0

I have a .csv file containing 1.7 million records. Some of these records are already in my database collection (2.2 million records), others are not. I want to add the records which are not yet in the collection without overwriting or updating the existing records. Each record has an enterprise number as unique property.

So far I could only found solutions which are first creating all the operations and than use the model.bulkWrite() method to perform these operations. Since these operations use updateOne() the already existing records will be updated.

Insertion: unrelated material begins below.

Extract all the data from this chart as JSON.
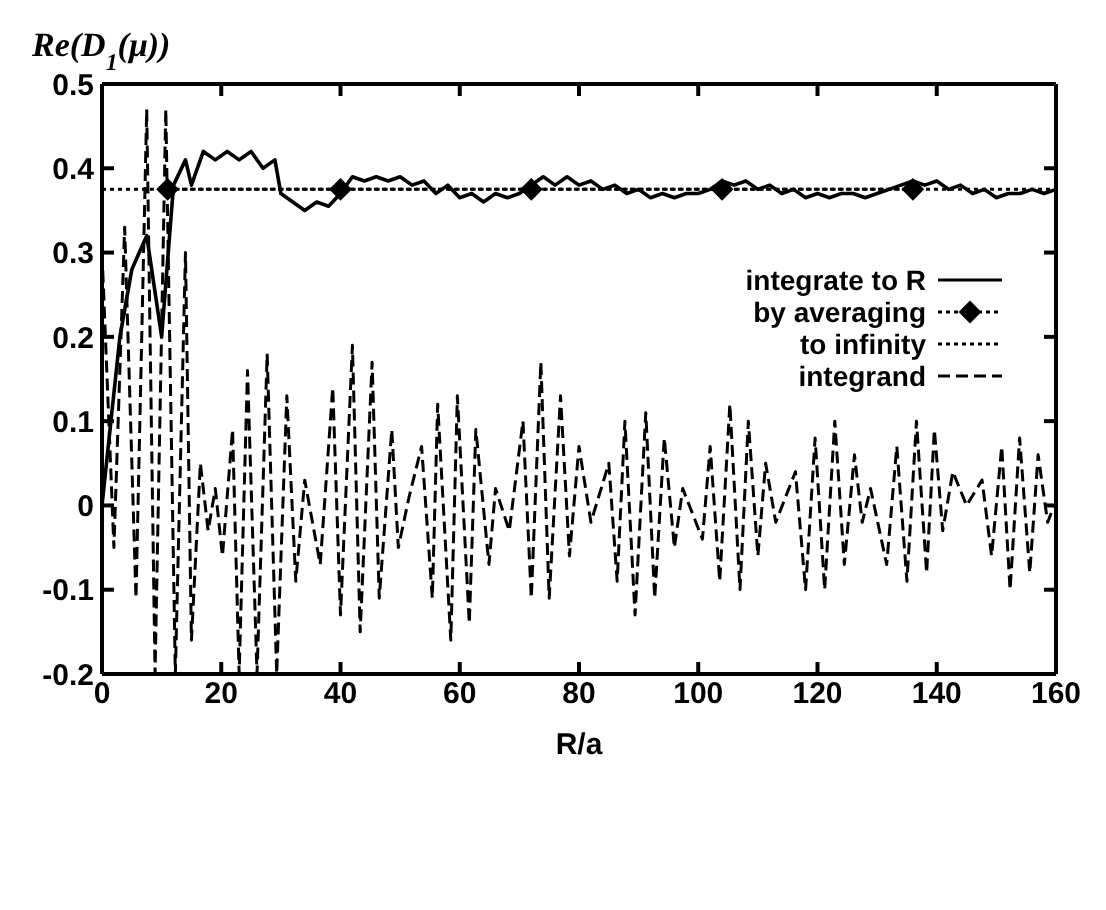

So I'm looking for a way to add new records in bulk without updating or overwriting existing records.

Code

// Read data
const data = await readCSV('data/companies.csv');

// Format data
const formatted_data = data.map(record => ({
    name: record.name,
    enterprise_number: record.enterprise_number,
    vat_number: record.vat_number,
    legal_form: record.juridical_form || null,
    activity_codes: (!record.nace_codes || record.nace_codes === '') ? [] : JSON.parse(record.nace_codes.replace(/'/g, '"')),
    address: {
        street: record.street,
        house_number: record.house_number,
        additional: record.additional,
        postal_code: record.postal_code,
        city: record.city,
        country: record.country
    },
    phone: record.tel || null,
    mobile: record.mobile || null,
    email: record.email || null,
    establishment_date: record.start_date,
    status: record.is_active === '1' ? 'active' : 'inactive',
}));

const batchSize = 10000;
    
// Create batches of 10.000 records
for (let i = 0; i < formatted_data.length; i += batchSize) {
    let batch = formatted_data.slice(i, i + batchSize);

    let operations = batch.map((row) => ({
        updateOne: {
            filter: { enterprise_number: row.enterprise_number },
            update: row,
            upsert: true
        }
    }));

    try {
        let result = await Company.bulkWrite(operations);
        
        console.log(`Batch ${i} done: ${result.modifiedCount} records modified, ${result.upsertedCount} records upserted`);
    } catch (error) {
        console.error(`Error updating batch ${i}: ${error}`);
    }
}

console.log('All done');

Based on the answer of @Fraction which was a link to this topic Mongodb how to insert ONLY if does not exists (no update if exist)? I updated my code to the following

for (let i = 0; i < formatted_data.length; i += batch_size) {
    let batch = formatted_data.slice(i, i + batch_size);

    let operations = batch.map((row) => ({
        updateOne: {
            filter: { enterprise_number: row.enterprise_number },
            update: { $setOnInsert: row },
            upsert: true
        }
    }));

    try {
        let result = await Kbo.bulkWrite(operations);
        console.log(`Batch ${i} done: ${result.result.nUpserted} records inserted`);
    } catch (error) {
        console.error(`Error inserting batch ${i}: ${error}`);
    }
}

This is kind of working. It's upserting new records and it does not update the properties of a existing record BUT it's updating the updated_at property of all matching records.

Thore
  • 1,918
  • 2
  • 25
  • 50
  • Does this answer your question? [Mongodb how to insert ONLY if does not exists (no update if exist)?](https://stackoverflow.com/questions/48220677/mongodb-how-to-insert-only-if-does-not-exists-no-update-if-exist) – Fraction Feb 16 '23 at 10:06
  • @Fraction I tried the solution in that question and it's weird. The properties of the matching record are not updating but the updated_at property is updating to the current timestamp. Also the result response of the `bulkWrite` method contains a field with the number of modified rows and every row has been modified. To keep the data correct, the updated_at property may not be updated for existing records. – Thore Feb 16 '23 at 10:48
  • Why do you re-invent the wheel? Have a look at [mongoimport](https://www.mongodb.com/docs/database-tools/mongoimport/), it provides `--mode=` – Wernfried Domscheit Feb 16 '23 at 11:04
  • @Thore see this [comment](https://github.com/Automattic/mongoose/issues/6861#issuecomment-414118221), you can try to set [`timestamps`](https://mongoosejs.com/docs/guide.html#timestamps) to `false` and add `created_at` manually – Fraction Feb 16 '23 at 11:41
  • @WernfriedDomscheit `--mode=upsert` will replace existing documents – Fraction Feb 16 '23 at 11:42
  • @WernfriedDomscheit Because mongoimport is not able to format the code and I don't want to create another script to format the code – Thore Feb 16 '23 at 12:02

0 Answers0